Rio’s mayor, Eduardo Paes, has big plans for capitalising on the city’s magic moment. The sharp-suited, English-speaking lawyer has set up a business-development agency, Rio Negócios, to market the city, help businesspeople find investment opportunities, and advise on paperwork and tax breaks. Though all investors are welcome, it concentrates on those in sectors where it reckons Rio has an edge: tourism, energy, infrastructure and creative industries such as fashion and film. “A couple of years ago, foreign businessmen would come to Rio and ask what we had to offer,” says Mr Paes. “We had no answer. Now we roll out the red carpet.”
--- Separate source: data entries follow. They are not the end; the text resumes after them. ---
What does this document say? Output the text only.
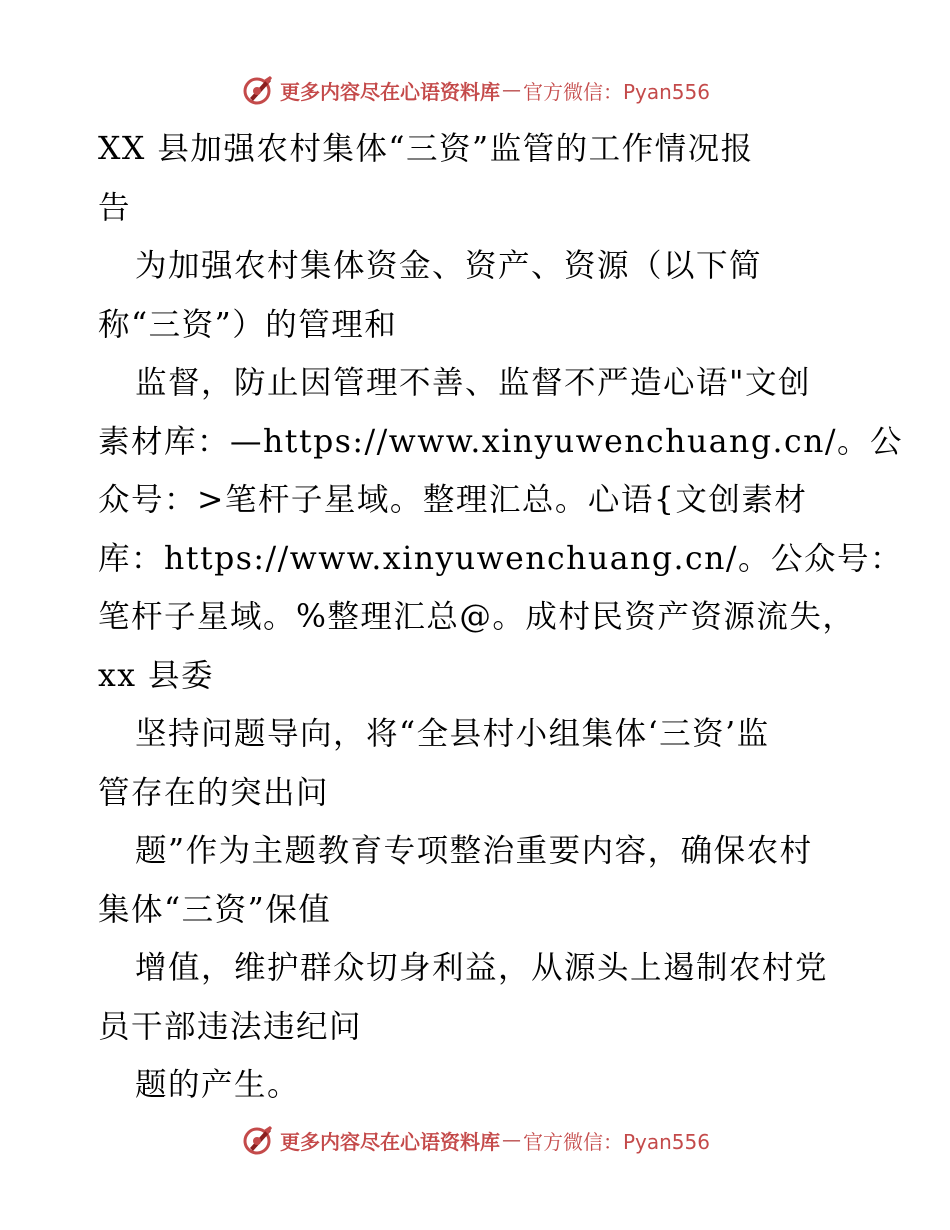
更多内容尽在心语资料库 — 官方微信：Pyan556
XX 县加强农村集体“三资”监管的工作情况报
告
为加强农村集体资金、资产、资源（以下简
称“三资”）的管理和
监督，防止因管理不善、监督不严造心语"文创
素材库：—https://www.xinyuwenchuang.cn/。公
众号：>笔杆子星域。整理汇总。心语{文创素材
库：https://www.xinyuwenchuang.cn/。公众号：
笔杆子星域。%整理汇总@。成村民资产资源流失，
xx 县委
坚持问题导向，将“全县村小组集体‘三资’监
管存在的突出问
题”作为主题教育专项整治重要内容，确保农村
集体“三资”保值
增值，维护群众切身利益，从源头上遏制农村党
员干部违法违纪问
题的产生。
更多内容尽在心语资料库 — 官方微信：Pyan556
The political balance between the two cities has changed too. In the 1990s São Paulo was more influential and better run: it is the stronghold of the Party of Brazilian Social Democracy (PSDB), the national party of government from 1995 to 2002. Now the PSDB is in its third term of opposition in Brasília, and though it still governs São Paulo state, it is weakened by internal feuds. In Rio, by contrast, the political stars are aligned. The state governor, Sérgio Cabral, campaigned tirelessly for the current president, Dilma Rousseff—and received his reward when police actions in an unruly favela late last year were backed up by federal forces. Mr Paes and Mr Cabral are from the same party, and their pre-Olympic plans for security, housing and transport mesh well.
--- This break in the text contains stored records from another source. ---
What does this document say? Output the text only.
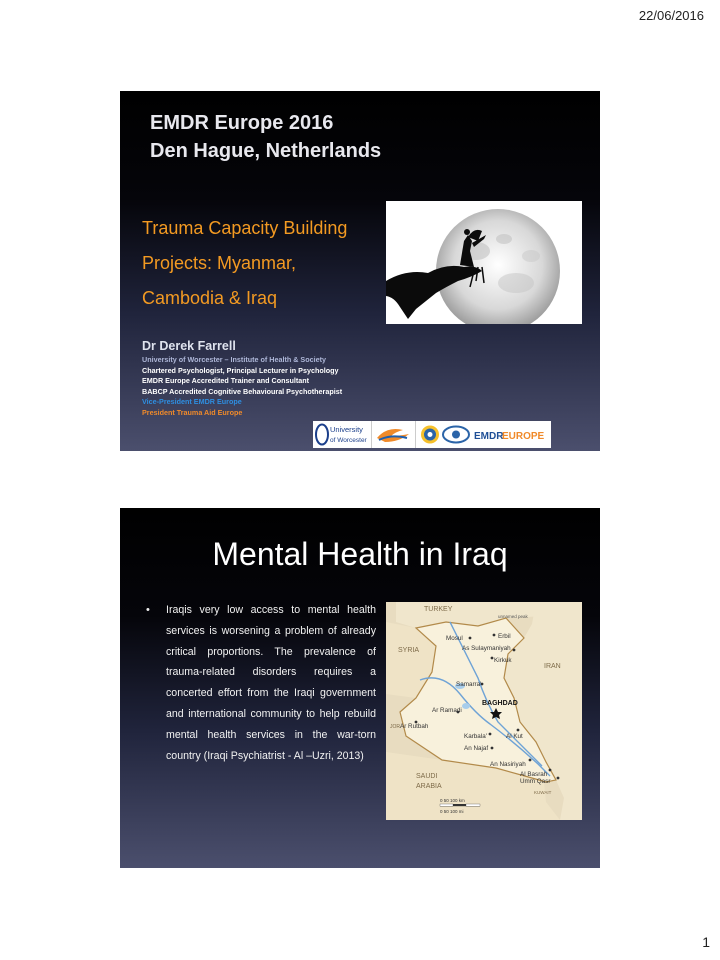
22/06/2016
EMDR Europe 2016
Den Hague, Netherlands
Trauma Capacity Building
Projects: Myanmar,
Cambodia & Iraq
Dr Derek Farrell
University of Worcester – Institute of Health & Society
Chartered Psychologist, Principal Lecturer in Psychology
EMDR Europe Accredited Trainer and Consultant
BABCP Accredited Cognitive Behavioural Psychotherapist
Vice-President EMDR Europe
President Trauma Aid Europe
University
of Worcester	EMDR
EUROPE
Mental Health in Iraq
• Iraqis very low access to mental health services is worsening a problem of already critical proportions. The prevalence of trauma-related disorders requires a concerted effort from the Iraqi government and international community to help rebuild mental health services in the war-torn country (Iraqi Psychiatrist - Al –Uzri, 2013)
TURKEY
SYRIA
IRAN
SAUDI
ARABIA
KUWAIT
JOR
unnamed peak
Erbil
Mosul
As Sulaymaniyah
Kirkuk
Samarra'
BAGHDAD
Ar Ramadi
Ar Rutbah
Karbala'	Al Kut
An Najaf
An Nasiriyah
Al Basrah
Umm Qasr
0 50 100 km
0 50 100 mi
1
São Paulo’s socioeconomic segregation, long part of its appeal to expats, is starting to look like less of an advantage. Most of its nicer bits are clustered together, allowing rich paulistanos to ignore the vast favelas on the periphery. In Rio, selective blindness is harder with favelas perched on hilltops overlooking all the best neighbourhoods. But proximity seems to be teaching well-off cariocas that abandonment is no solution for poverty and violence. Community policing and urban-renewal schemes are bringing safety and public services. Chapéu Mangueira and Babilônia, twin favelas a 20-minute uphill scramble from Copacabana beach, are being rebuilt, with a health clinic, nursery and a 24-hour police presence. The price of nearby apartments has already soared. Several other slums are also getting similar make-overs.
Central do Brasil
Rio’s Olympic preparations include extending its metro and building lots of dedicated bus lanes, including one linking the international airport to the city centre. By 2016, predicts City Hall, half of all journeys in the city will be by high-quality public transport, up from 16% today. São Paulo’s metro extensions are years behind schedule, and the city is grinding towards gridlock. Its plans to link the city centre to its main international airport (recently voted Latin America’s most-hated by business travellers) rely on a grandiose federal high-speed train project, bidding for which was recently postponed for the third time.
Rio is still unpredictably dangerous, and decades of poor infrastructure maintenance have left their mark. Its mobile-phone and electricity networks are outage-prone; the língua negra (“black tongue”, a sudden overflow of water and sewage from inadequate hillside culverts) is a staple of the rainy season; exploding manholes, caused by subterranean gas leaks meeting sparks from electricity lines, are a hazard all year round. All in all, still not an easy choice for a multinational business—but it is no longer foolish to let prospective expats fly down to Rio to take a look.